O my children!  O my brothers and sisters!  The Summer of Love, it was the best of times, it was the worst of times, as old Charlie used to say.  It was a time of great beauty, it was a time of great ugliness.  From all over America, and beyond, came children whom the Dream had failed, or who imagined the dream failed them, who had too much to dream last night, or who simply wanted to dream some more.  They were shown where it's at by a Pied Piper who wrote a song to sell tickets to a music festival. The Haight swelled with the ranks of the Flower Children, all clamoring to see The Dead or Airplane, or even be offered a swig of Southern Comfort from Janis's own bottle.  And all The Man had to do was stand by and let it turn into great ugliness, let the Flower Children drown in their own shit and crab lice, or make their own tracks for a permanent way out. It was a reflection of the Great Ugliness in the rest of the world, the Ugliness The Man uses and promulgates to justify himself.

Who are you, O cheesy one, you may ask, who are you to comment on the time of love beads, of long hair, of the Panhandle, of a generation lost in space, of the time when Frodo lived and everyone tried to grok everyone else?  You turned three during the Summer of Love.  You were playing with letter blocks, plastic fake radios and Dr. Seuss books, and getting sick on unripe peaches that had fallen out of Daddy's peach tree, while two continents away, young American men were dragging themselves through bloody muck, being thrown across minefields and into sniper fire for no good reason, and Vietnamese babies were being vaporized by bombs?  One sight of the Hell's Angels and you'd have started screaming for Mommy and Daddy! Who are you to lay on us this trip about the love, the squalor, the children, who, one continent away, imagined they could get experienced, and change things at the same time?  You're like one of tourists that poured through the Haight to take pictures of hippies from the safety of their tour buses! You liked to sing along, you liked to shoot your gun, but do you really know what it meant?

Maybe I do, maybe I don't, O my children.  I can be your Gorgonzola, but not your Guru, you who have known so many false profits.  I only know things third hand. Not from Siva. From TV documentaries that sneer as they wonder. From, say, a Freshman Disorientation flyer,"Children of the Summer of Love", found in the gutter during my senior year in college, a pamphlet which said that graduating wasn't that important, but LSD was the key to discovering yourself.  Gloriously, I rejected our hippie friend's line of crap. For all the wrong reasons, but still to my lasting benefit.

If you really want to know why I brought you here, my children, it is not to sit around in a circle and put blotter acid on our tongues and wave in the breeze like seaweed.  I merely set the mood for my real motive in bringing you to this node.  Yes, my children, this is a con as well. It is a much more mundane thing, the type of thing you have already learned to expect from your Gorgonzola, to love and hate in your various ways.

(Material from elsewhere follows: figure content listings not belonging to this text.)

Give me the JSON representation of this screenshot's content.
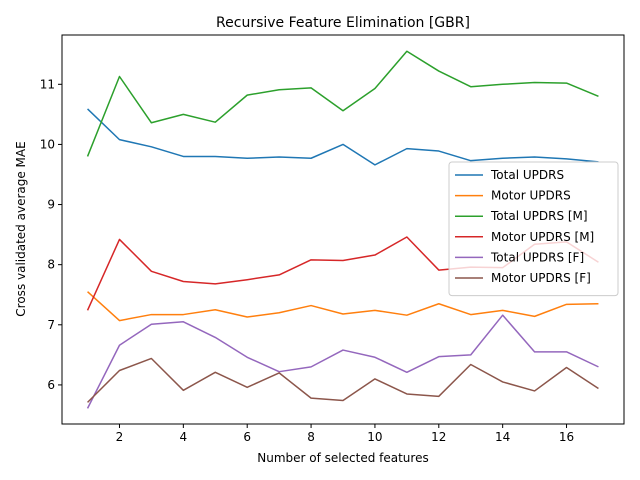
{
  "chart_data": {
    "type": "line",
    "title": "Recursive Feature Elimination [GBR]",
    "xlabel": "Number of selected features",
    "ylabel": "Cross validated average MAE",
    "xlim": [
      0.2,
      17.8
    ],
    "ylim": [
      5.35,
      11.82
    ],
    "xticks": [
      2,
      4,
      6,
      8,
      10,
      12,
      14,
      16
    ],
    "yticks": [
      6,
      7,
      8,
      9,
      10,
      11
    ],
    "grid": false,
    "legend_position": "center-right",
    "x": [
      1,
      2,
      3,
      4,
      5,
      6,
      7,
      8,
      9,
      10,
      11,
      12,
      13,
      14,
      15,
      16,
      17
    ],
    "series": [
      {
        "name": "Total UPDRS",
        "color": "#1f77b4",
        "values": [
          10.59,
          10.08,
          9.96,
          9.8,
          9.8,
          9.77,
          9.79,
          9.77,
          10.0,
          9.66,
          9.93,
          9.89,
          9.73,
          9.77,
          9.79,
          9.76,
          9.71
        ]
      },
      {
        "name": "Motor UPDRS",
        "color": "#ff7f0e",
        "values": [
          7.55,
          7.07,
          7.17,
          7.17,
          7.25,
          7.13,
          7.2,
          7.32,
          7.18,
          7.24,
          7.16,
          7.35,
          7.17,
          7.24,
          7.14,
          7.34,
          7.35
        ]
      },
      {
        "name": "Total UPDRS [M]",
        "color": "#2ca02c",
        "values": [
          9.8,
          11.13,
          10.36,
          10.5,
          10.37,
          10.82,
          10.91,
          10.94,
          10.56,
          10.93,
          11.55,
          11.22,
          10.96,
          11.0,
          11.03,
          11.02,
          10.8
        ]
      },
      {
        "name": "Motor UPDRS [M]",
        "color": "#d62728",
        "values": [
          7.24,
          8.42,
          7.89,
          7.72,
          7.68,
          7.75,
          7.83,
          8.08,
          8.07,
          8.16,
          8.46,
          7.91,
          7.96,
          7.95,
          8.34,
          8.38,
          8.04
        ]
      },
      {
        "name": "Total UPDRS [F]",
        "color": "#9467bd",
        "values": [
          5.61,
          6.66,
          7.01,
          7.05,
          6.79,
          6.46,
          6.22,
          6.3,
          6.58,
          6.46,
          6.21,
          6.47,
          6.5,
          7.16,
          6.55,
          6.55,
          6.3
        ]
      },
      {
        "name": "Motor UPDRS [F]",
        "color": "#8c564b",
        "values": [
          5.71,
          6.24,
          6.44,
          5.91,
          6.21,
          5.96,
          6.2,
          5.78,
          5.74,
          6.1,
          5.85,
          5.81,
          6.34,
          6.05,
          5.9,
          6.29,
          5.94
        ]
      }
    ]
  }
}
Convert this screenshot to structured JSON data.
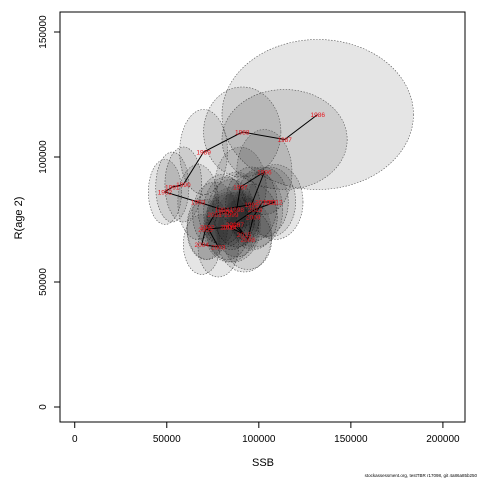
{
  "chart_data": {
    "type": "scatter",
    "xlabel": "SSB",
    "ylabel": "R(age 2)",
    "xlim": [
      -8000,
      212000
    ],
    "ylim": [
      -6000,
      158000
    ],
    "xticks": [
      0,
      50000,
      100000,
      150000,
      200000
    ],
    "yticks": [
      0,
      50000,
      100000,
      150000
    ],
    "grid": false,
    "footer": "stockassessment.org, testTBR r17098, git 4a86a85b250",
    "colors": {
      "label": "#e8141c",
      "ellipse_fill": "#000000",
      "ellipse_stroke": "#555555",
      "path": "#000000"
    },
    "points": [
      {
        "year": "1986",
        "ssb": 132000,
        "rec": 117000,
        "sd_ssb": 52000,
        "sd_rec": 30000
      },
      {
        "year": "1987",
        "ssb": 114000,
        "rec": 107000,
        "sd_ssb": 34000,
        "sd_rec": 20000
      },
      {
        "year": "1988",
        "ssb": 91000,
        "rec": 110000,
        "sd_ssb": 21000,
        "sd_rec": 18000
      },
      {
        "year": "1989",
        "ssb": 70000,
        "rec": 102000,
        "sd_ssb": 13000,
        "sd_rec": 17000
      },
      {
        "year": "1990",
        "ssb": 59000,
        "rec": 89000,
        "sd_ssb": 10000,
        "sd_rec": 15000
      },
      {
        "year": "1991",
        "ssb": 53000,
        "rec": 88000,
        "sd_ssb": 9000,
        "sd_rec": 14000
      },
      {
        "year": "1992",
        "ssb": 49000,
        "rec": 86000,
        "sd_ssb": 9000,
        "sd_rec": 13000
      },
      {
        "year": "1993",
        "ssb": 67000,
        "rec": 82000,
        "sd_ssb": 11000,
        "sd_rec": 15000
      },
      {
        "year": "1994",
        "ssb": 80000,
        "rec": 79000,
        "sd_ssb": 13000,
        "sd_rec": 14000
      },
      {
        "year": "1995",
        "ssb": 96000,
        "rec": 81000,
        "sd_ssb": 14000,
        "sd_rec": 15000
      },
      {
        "year": "1996",
        "ssb": 103000,
        "rec": 94000,
        "sd_ssb": 15000,
        "sd_rec": 17000
      },
      {
        "year": "1997",
        "ssb": 90000,
        "rec": 88000,
        "sd_ssb": 14000,
        "sd_rec": 16000
      },
      {
        "year": "1998",
        "ssb": 88000,
        "rec": 79000,
        "sd_ssb": 13000,
        "sd_rec": 15000
      },
      {
        "year": "1999",
        "ssb": 85000,
        "rec": 77000,
        "sd_ssb": 13000,
        "sd_rec": 14000
      },
      {
        "year": "2000",
        "ssb": 82000,
        "rec": 78000,
        "sd_ssb": 12000,
        "sd_rec": 14000
      },
      {
        "year": "2001",
        "ssb": 76000,
        "rec": 77000,
        "sd_ssb": 12000,
        "sd_rec": 13000
      },
      {
        "year": "2002",
        "ssb": 72000,
        "rec": 72000,
        "sd_ssb": 11000,
        "sd_rec": 13000
      },
      {
        "year": "2003",
        "ssb": 78000,
        "rec": 64000,
        "sd_ssb": 11000,
        "sd_rec": 12000
      },
      {
        "year": "2004",
        "ssb": 69000,
        "rec": 65000,
        "sd_ssb": 10000,
        "sd_rec": 12000
      },
      {
        "year": "2005",
        "ssb": 71000,
        "rec": 71000,
        "sd_ssb": 10000,
        "sd_rec": 12000
      },
      {
        "year": "2006",
        "ssb": 83000,
        "rec": 72000,
        "sd_ssb": 12000,
        "sd_rec": 13000
      },
      {
        "year": "2007",
        "ssb": 88000,
        "rec": 73000,
        "sd_ssb": 12000,
        "sd_rec": 13000
      },
      {
        "year": "2008",
        "ssb": 94000,
        "rec": 67000,
        "sd_ssb": 13000,
        "sd_rec": 12000
      },
      {
        "year": "2009",
        "ssb": 97000,
        "rec": 76000,
        "sd_ssb": 13000,
        "sd_rec": 13000
      },
      {
        "year": "2010",
        "ssb": 102000,
        "rec": 82000,
        "sd_ssb": 14000,
        "sd_rec": 14000
      },
      {
        "year": "2011",
        "ssb": 106000,
        "rec": 82000,
        "sd_ssb": 14000,
        "sd_rec": 14000
      },
      {
        "year": "2012",
        "ssb": 109000,
        "rec": 82000,
        "sd_ssb": 15000,
        "sd_rec": 15000
      },
      {
        "year": "2013",
        "ssb": 98000,
        "rec": 79000,
        "sd_ssb": 15000,
        "sd_rec": 15000
      },
      {
        "year": "2014",
        "ssb": 84000,
        "rec": 72000,
        "sd_ssb": 14000,
        "sd_rec": 14000
      },
      {
        "year": "2015",
        "ssb": 92000,
        "rec": 69000,
        "sd_ssb": 15000,
        "sd_rec": 15000
      },
      {
        "year": "2016",
        "ssb": 86000,
        "rec": 73000,
        "sd_ssb": 15000,
        "sd_rec": 15000
      }
    ]
  }
}
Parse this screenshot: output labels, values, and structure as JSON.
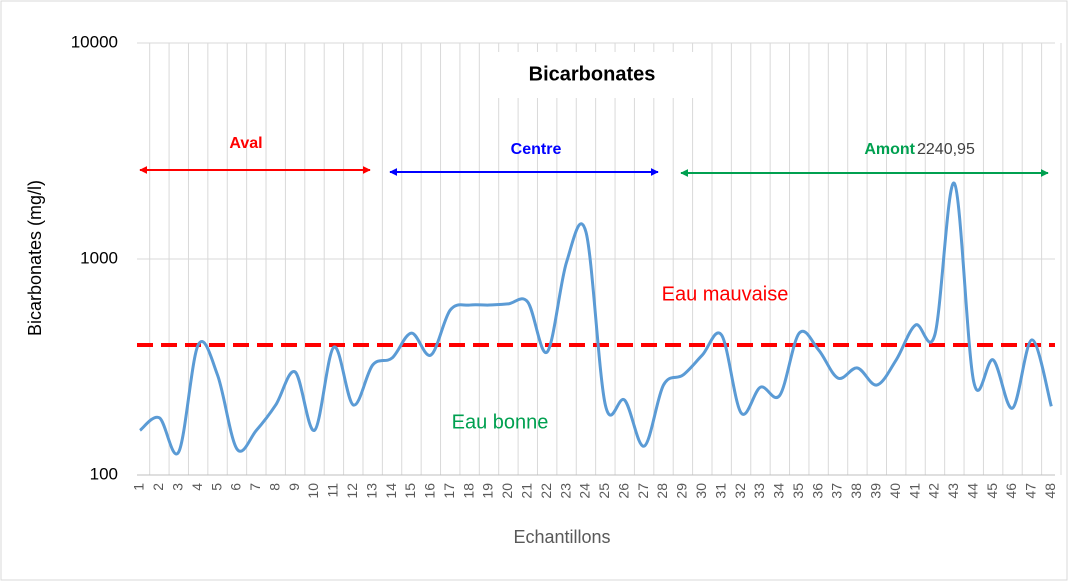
{
  "chart_data": {
    "type": "line",
    "title": "Bicarbonates",
    "x_label": "Echantillons",
    "y_label": "Bicarbonates  (mg/l)",
    "categories": [
      "1",
      "2",
      "3",
      "4",
      "5",
      "6",
      "7",
      "8",
      "9",
      "10",
      "11",
      "12",
      "13",
      "14",
      "15",
      "16",
      "17",
      "18",
      "19",
      "20",
      "21",
      "22",
      "23",
      "24",
      "25",
      "26",
      "27",
      "28",
      "29",
      "30",
      "31",
      "32",
      "33",
      "34",
      "35",
      "36",
      "37",
      "38",
      "39",
      "40",
      "41",
      "42",
      "43",
      "44",
      "45",
      "46",
      "47",
      "48"
    ],
    "series": [
      {
        "name": "Bicarbonates",
        "color": "#5b9bd5",
        "values": [
          161,
          184,
          128,
          400,
          290,
          132,
          161,
          211,
          300,
          161,
          391,
          211,
          323,
          348,
          454,
          359,
          580,
          612,
          612,
          620,
          632,
          371,
          968,
          1334,
          211,
          222,
          136,
          261,
          290,
          359,
          444,
          194,
          255,
          234,
          454,
          379,
          281,
          313,
          261,
          341,
          495,
          448,
          2240.95,
          270,
          341,
          204,
          422,
          208
        ],
        "value_labels": [
          null,
          null,
          null,
          null,
          null,
          null,
          null,
          null,
          null,
          null,
          null,
          null,
          null,
          null,
          null,
          null,
          null,
          null,
          null,
          null,
          null,
          null,
          null,
          null,
          null,
          null,
          null,
          null,
          null,
          null,
          null,
          null,
          null,
          null,
          null,
          null,
          null,
          null,
          null,
          null,
          null,
          null,
          "2240,95",
          null,
          null,
          null,
          null,
          null
        ]
      }
    ],
    "threshold": 400,
    "threshold_color": "#ff0000",
    "annotations": {
      "aval": "Aval",
      "centre": "Centre",
      "amont": "Amont",
      "bad": "Eau mauvaise",
      "good": "Eau bonne"
    },
    "ylim": [
      100,
      10000
    ],
    "yticks": [
      100,
      1000,
      10000
    ],
    "log_y": true,
    "grid": true
  }
}
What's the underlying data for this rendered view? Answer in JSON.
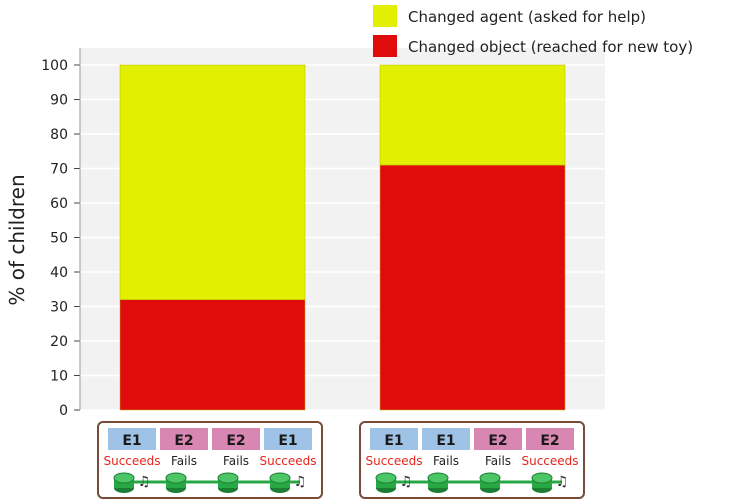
{
  "chart_data": {
    "type": "bar",
    "stacked": true,
    "categories": [
      "E1 Succeeds, E2 Fails, E2 Fails, E1 Succeeds",
      "E1 Succeeds, E1 Fails, E2 Fails, E2 Succeeds"
    ],
    "series": [
      {
        "name": "Changed object (reached for new toy)",
        "color": "#e00c0c",
        "values": [
          32,
          71
        ]
      },
      {
        "name": "Changed agent (asked for help)",
        "color": "#e2ef00",
        "values": [
          68,
          29
        ]
      }
    ],
    "ylabel": "% of children",
    "ylim": [
      0,
      100
    ],
    "yticks": [
      "0",
      "10",
      "20",
      "30",
      "40",
      "50",
      "60",
      "70",
      "80",
      "90",
      "100"
    ],
    "grid": true,
    "legend_position": "top-right"
  },
  "legend": {
    "items": [
      {
        "label": "Changed agent (asked for help)",
        "color": "#e2ef00"
      },
      {
        "label": "Changed object (reached for new toy)",
        "color": "#e00c0c"
      }
    ]
  },
  "scenarios": [
    {
      "steps": [
        {
          "agent": "E1",
          "outcome": "Succeeds",
          "success": true
        },
        {
          "agent": "E2",
          "outcome": "Fails",
          "success": false
        },
        {
          "agent": "E2",
          "outcome": "Fails",
          "success": false
        },
        {
          "agent": "E1",
          "outcome": "Succeeds",
          "success": true
        }
      ]
    },
    {
      "steps": [
        {
          "agent": "E1",
          "outcome": "Succeeds",
          "success": true
        },
        {
          "agent": "E1",
          "outcome": "Fails",
          "success": false
        },
        {
          "agent": "E2",
          "outcome": "Fails",
          "success": false
        },
        {
          "agent": "E2",
          "outcome": "Succeeds",
          "success": true
        }
      ]
    }
  ],
  "colors": {
    "E1": "#9fc3e6",
    "E2": "#d886b2",
    "succeeds_text": "#e8251c",
    "fails_text": "#222222",
    "toy": "#27a844",
    "plot_background": "#f2f2f2",
    "gridline": "#ffffff",
    "box_border": "#7a4b34"
  }
}
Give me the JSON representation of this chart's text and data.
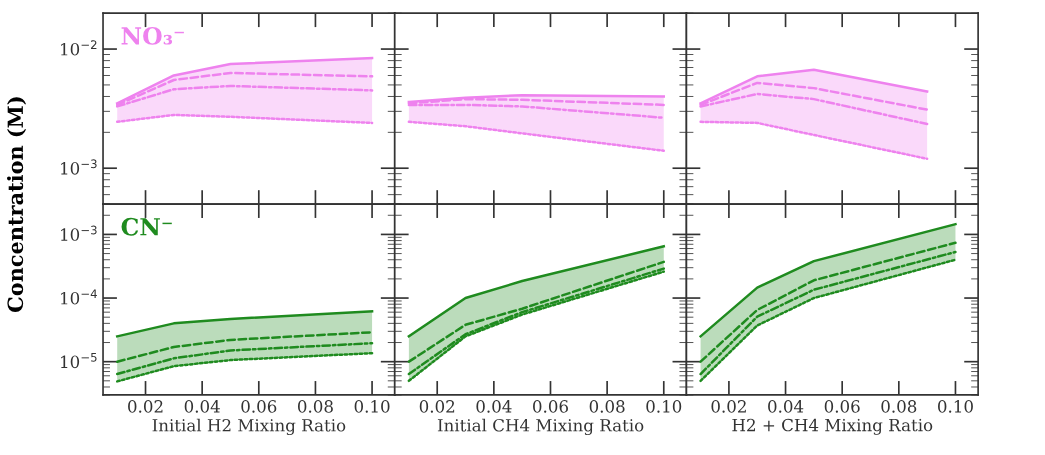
{
  "chart_data": [
    {
      "type": "line",
      "ylabel": "Concentration (M)",
      "annotations": [
        "NO₃⁻"
      ],
      "x": [
        0.01,
        0.03,
        0.05,
        0.1
      ],
      "log": "y",
      "xlim": [
        0.005,
        0.108
      ],
      "ylim": [
        0.0005,
        0.02
      ],
      "xticks": [
        {
          "value": 0.02,
          "label": null
        },
        {
          "value": 0.04,
          "label": null
        },
        {
          "value": 0.06,
          "label": null
        },
        {
          "value": 0.08,
          "label": null
        },
        {
          "value": 0.1,
          "label": null
        }
      ],
      "yticks": [
        {
          "value": 0.001,
          "label": "10$^{−3}$"
        },
        {
          "value": 0.01,
          "label": "10$^{−2}$"
        }
      ],
      "tick_labels": "y",
      "series": [
        {
          "color": "#ee82ee",
          "line_style": "solid",
          "values": [
            0.0035,
            0.006,
            0.0075,
            0.0084
          ]
        },
        {
          "color": "#ee82ee",
          "line_style": "dashed",
          "values": [
            0.0034,
            0.0055,
            0.0063,
            0.0059
          ],
          "lower": [
            0.00245,
            0.0028,
            0.0027,
            0.0024
          ],
          "upper": [
            0.0035,
            0.006,
            0.0075,
            0.0084
          ]
        },
        {
          "color": "#ee82ee",
          "line_style": "dashdot",
          "values": [
            0.0033,
            0.0046,
            0.0049,
            0.0045
          ]
        },
        {
          "color": "#ee82ee",
          "line_style": "dotted",
          "values": [
            0.00245,
            0.0028,
            0.0027,
            0.0024
          ]
        }
      ]
    },
    {
      "type": "line",
      "x": [
        0.01,
        0.03,
        0.05,
        0.1
      ],
      "log": "y",
      "xlim": [
        0.005,
        0.108
      ],
      "ylim": [
        0.0005,
        0.02
      ],
      "xticks": [
        {
          "value": 0.02,
          "label": null
        },
        {
          "value": 0.04,
          "label": null
        },
        {
          "value": 0.06,
          "label": null
        },
        {
          "value": 0.08,
          "label": null
        },
        {
          "value": 0.1,
          "label": null
        }
      ],
      "yticks": [
        {
          "value": 0.001,
          "label": null
        },
        {
          "value": 0.01,
          "label": null
        }
      ],
      "tick_labels": false,
      "series": [
        {
          "color": "#ee82ee",
          "line_style": "solid",
          "values": [
            0.0036,
            0.0039,
            0.0041,
            0.004
          ]
        },
        {
          "color": "#ee82ee",
          "line_style": "dashed",
          "values": [
            0.0035,
            0.0038,
            0.00375,
            0.0034
          ],
          "lower": [
            0.00245,
            0.00225,
            0.00196,
            0.0014
          ],
          "upper": [
            0.0036,
            0.0039,
            0.0041,
            0.004
          ]
        },
        {
          "color": "#ee82ee",
          "line_style": "dashdot",
          "values": [
            0.0034,
            0.0034,
            0.0033,
            0.00265
          ]
        },
        {
          "color": "#ee82ee",
          "line_style": "dotted",
          "values": [
            0.00245,
            0.00225,
            0.00196,
            0.0014
          ]
        }
      ]
    },
    {
      "type": "line",
      "x": [
        0.01,
        0.03,
        0.05,
        0.09
      ],
      "log": "y",
      "xlim": [
        0.005,
        0.108
      ],
      "ylim": [
        0.0005,
        0.02
      ],
      "xticks": [
        {
          "value": 0.02,
          "label": null
        },
        {
          "value": 0.04,
          "label": null
        },
        {
          "value": 0.06,
          "label": null
        },
        {
          "value": 0.08,
          "label": null
        },
        {
          "value": 0.1,
          "label": null
        }
      ],
      "yticks": [
        {
          "value": 0.001,
          "label": null
        },
        {
          "value": 0.01,
          "label": null
        }
      ],
      "tick_labels": false,
      "series": [
        {
          "color": "#ee82ee",
          "line_style": "solid",
          "values": [
            0.0035,
            0.0059,
            0.0067,
            0.0044
          ]
        },
        {
          "color": "#ee82ee",
          "line_style": "dashed",
          "values": [
            0.0034,
            0.0052,
            0.0047,
            0.0031
          ],
          "lower": [
            0.00245,
            0.0024,
            0.0019,
            0.0012
          ],
          "upper": [
            0.0035,
            0.0059,
            0.0067,
            0.0044
          ]
        },
        {
          "color": "#ee82ee",
          "line_style": "dashdot",
          "values": [
            0.0033,
            0.0042,
            0.0038,
            0.00235
          ]
        },
        {
          "color": "#ee82ee",
          "line_style": "dotted",
          "values": [
            0.00245,
            0.0024,
            0.0019,
            0.0012
          ]
        }
      ]
    },
    {
      "type": "line",
      "xlabel": "Initial H2 Mixing Ratio",
      "annotations": [
        "CN⁻"
      ],
      "x": [
        0.01,
        0.03,
        0.05,
        0.1
      ],
      "log": "y",
      "xlim": [
        0.005,
        0.108
      ],
      "ylim": [
        3e-06,
        0.003
      ],
      "xticks": [
        {
          "value": 0.02,
          "label": "0.02"
        },
        {
          "value": 0.04,
          "label": "0.04"
        },
        {
          "value": 0.06,
          "label": "0.06"
        },
        {
          "value": 0.08,
          "label": "0.08"
        },
        {
          "value": 0.1,
          "label": "0.10"
        }
      ],
      "yticks": [
        {
          "value": 1e-05,
          "label": "10$^{−5}$"
        },
        {
          "value": 0.0001,
          "label": "10$^{−4}$"
        },
        {
          "value": 0.001,
          "label": "10$^{−3}$"
        }
      ],
      "series": [
        {
          "color": "#1f8b1f",
          "line_style": "solid",
          "values": [
            2.5e-05,
            4e-05,
            4.7e-05,
            6.2e-05
          ]
        },
        {
          "color": "#1f8b1f",
          "line_style": "dashed",
          "values": [
            1e-05,
            1.7e-05,
            2.2e-05,
            2.9e-05
          ],
          "lower": [
            4.9e-06,
            8.5e-06,
            1.06e-05,
            1.36e-05
          ],
          "upper": [
            2.5e-05,
            4e-05,
            4.7e-05,
            6.2e-05
          ]
        },
        {
          "color": "#1f8b1f",
          "line_style": "dashdot",
          "values": [
            6.4e-06,
            1.13e-05,
            1.5e-05,
            1.95e-05
          ]
        },
        {
          "color": "#1f8b1f",
          "line_style": "dotted",
          "values": [
            4.9e-06,
            8.5e-06,
            1.06e-05,
            1.36e-05
          ]
        }
      ]
    },
    {
      "type": "line",
      "xlabel": "Initial CH4 Mixing Ratio",
      "x": [
        0.01,
        0.03,
        0.05,
        0.1
      ],
      "log": "y",
      "xlim": [
        0.005,
        0.108
      ],
      "ylim": [
        3e-06,
        0.003
      ],
      "xticks": [
        {
          "value": 0.02,
          "label": "0.02"
        },
        {
          "value": 0.04,
          "label": "0.04"
        },
        {
          "value": 0.06,
          "label": "0.06"
        },
        {
          "value": 0.08,
          "label": "0.08"
        },
        {
          "value": 0.1,
          "label": "0.10"
        }
      ],
      "yticks": [
        {
          "value": 1e-05,
          "label": null
        },
        {
          "value": 0.0001,
          "label": null
        },
        {
          "value": 0.001,
          "label": null
        }
      ],
      "tick_labels": "x",
      "series": [
        {
          "color": "#1f8b1f",
          "line_style": "solid",
          "values": [
            2.5e-05,
            0.0001,
            0.000185,
            0.00065
          ]
        },
        {
          "color": "#1f8b1f",
          "line_style": "dashed",
          "values": [
            1e-05,
            3.8e-05,
            6.8e-05,
            0.00037
          ],
          "lower": [
            5e-06,
            2.5e-05,
            5.5e-05,
            0.00026
          ],
          "upper": [
            2.5e-05,
            0.0001,
            0.000185,
            0.00065
          ]
        },
        {
          "color": "#1f8b1f",
          "line_style": "dashdot",
          "values": [
            6.4e-06,
            2.7e-05,
            6e-05,
            0.00029
          ]
        },
        {
          "color": "#1f8b1f",
          "line_style": "dotted",
          "values": [
            5e-06,
            2.5e-05,
            5.5e-05,
            0.00026
          ]
        }
      ]
    },
    {
      "type": "line",
      "xlabel": "H2 + CH4 Mixing Ratio",
      "x": [
        0.01,
        0.03,
        0.05,
        0.1
      ],
      "log": "y",
      "xlim": [
        0.005,
        0.108
      ],
      "ylim": [
        3e-06,
        0.003
      ],
      "xticks": [
        {
          "value": 0.02,
          "label": "0.02"
        },
        {
          "value": 0.04,
          "label": "0.04"
        },
        {
          "value": 0.06,
          "label": "0.06"
        },
        {
          "value": 0.08,
          "label": "0.08"
        },
        {
          "value": 0.1,
          "label": "0.10"
        }
      ],
      "yticks": [
        {
          "value": 1e-05,
          "label": null
        },
        {
          "value": 0.0001,
          "label": null
        },
        {
          "value": 0.001,
          "label": null
        }
      ],
      "tick_labels": "x",
      "series": [
        {
          "color": "#1f8b1f",
          "line_style": "solid",
          "values": [
            2.5e-05,
            0.000146,
            0.00038,
            0.00145
          ]
        },
        {
          "color": "#1f8b1f",
          "line_style": "dashed",
          "values": [
            1e-05,
            6.5e-05,
            0.00019,
            0.00074
          ],
          "lower": [
            5e-06,
            3.7e-05,
            0.0001,
            0.0004
          ],
          "upper": [
            2.5e-05,
            0.000146,
            0.00038,
            0.00145
          ]
        },
        {
          "color": "#1f8b1f",
          "line_style": "dashdot",
          "values": [
            6.4e-06,
            5.1e-05,
            0.000135,
            0.00053
          ]
        },
        {
          "color": "#1f8b1f",
          "line_style": "dotted",
          "values": [
            5e-06,
            3.7e-05,
            0.0001,
            0.0004
          ]
        }
      ]
    }
  ]
}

I come to tell you of a book.  A long, strange, wondrous, groovy trip (* * * 1/2) of a science fiction novel by Lisa Mason.

A girl runs away from her well-to-do but self-centered parents in fabulous Shaker Heights, Ohio, and comes to San Francisco to find the New Explanation.  A Haight shopkeeper throws her dealer boyfriend out and has to live with the fact that all of these enlightened cats running the Summer of Love don't need any help from women.  Ruby Maverick, our shopkeeper, tells our American Beauty, our Star-bright girl to return to her fortress on the Cuyahoga: "Cleveland needs you more".  Starbright fails to heed her advice, and goes off to seek her school chum Penny Lane, and gets herself into a really heavy situation really fast.

And a dude named Chiron Cat's Eye in Draco comes from far, far away, from the future, a future where people have to live in domes to survive. We know our children will curse us for what we do to the Earth.   But Chiron comes back to save the Summer of Love, himself, and everyone else.  While not doing anything to affect history, you all know that old Time Travel shtick. Shades of Star Trek as well as Bill and Ted's Excellent Adventure.

Yours Truly reads Ms. Mason's book and imagines this is what the Summer of Love was really like, in all its glory and vileness.

But beware, O brothers and sisters.  Ms. Mason paints a vivid picture but also hoists herself upon her own moral petard.  She lectures our Man from Mars, telling him that the way you frame your arguments affects their reality, while all the time, she pushes a moral repugnance as a Good Thing, merely to advance the plot.  I do not mean the drug dealing, I do not mean the illegal abortion,  I do not mean any of the groovy, awful, beautiful, ugly, things we have come to associate with the Summer of Love.

You will see, my children, if you choose to read.  And read you should, if you promise to be careful. You may just learn a thing or two.  Do not read this book if you have teenage daughters; it is not the book for you.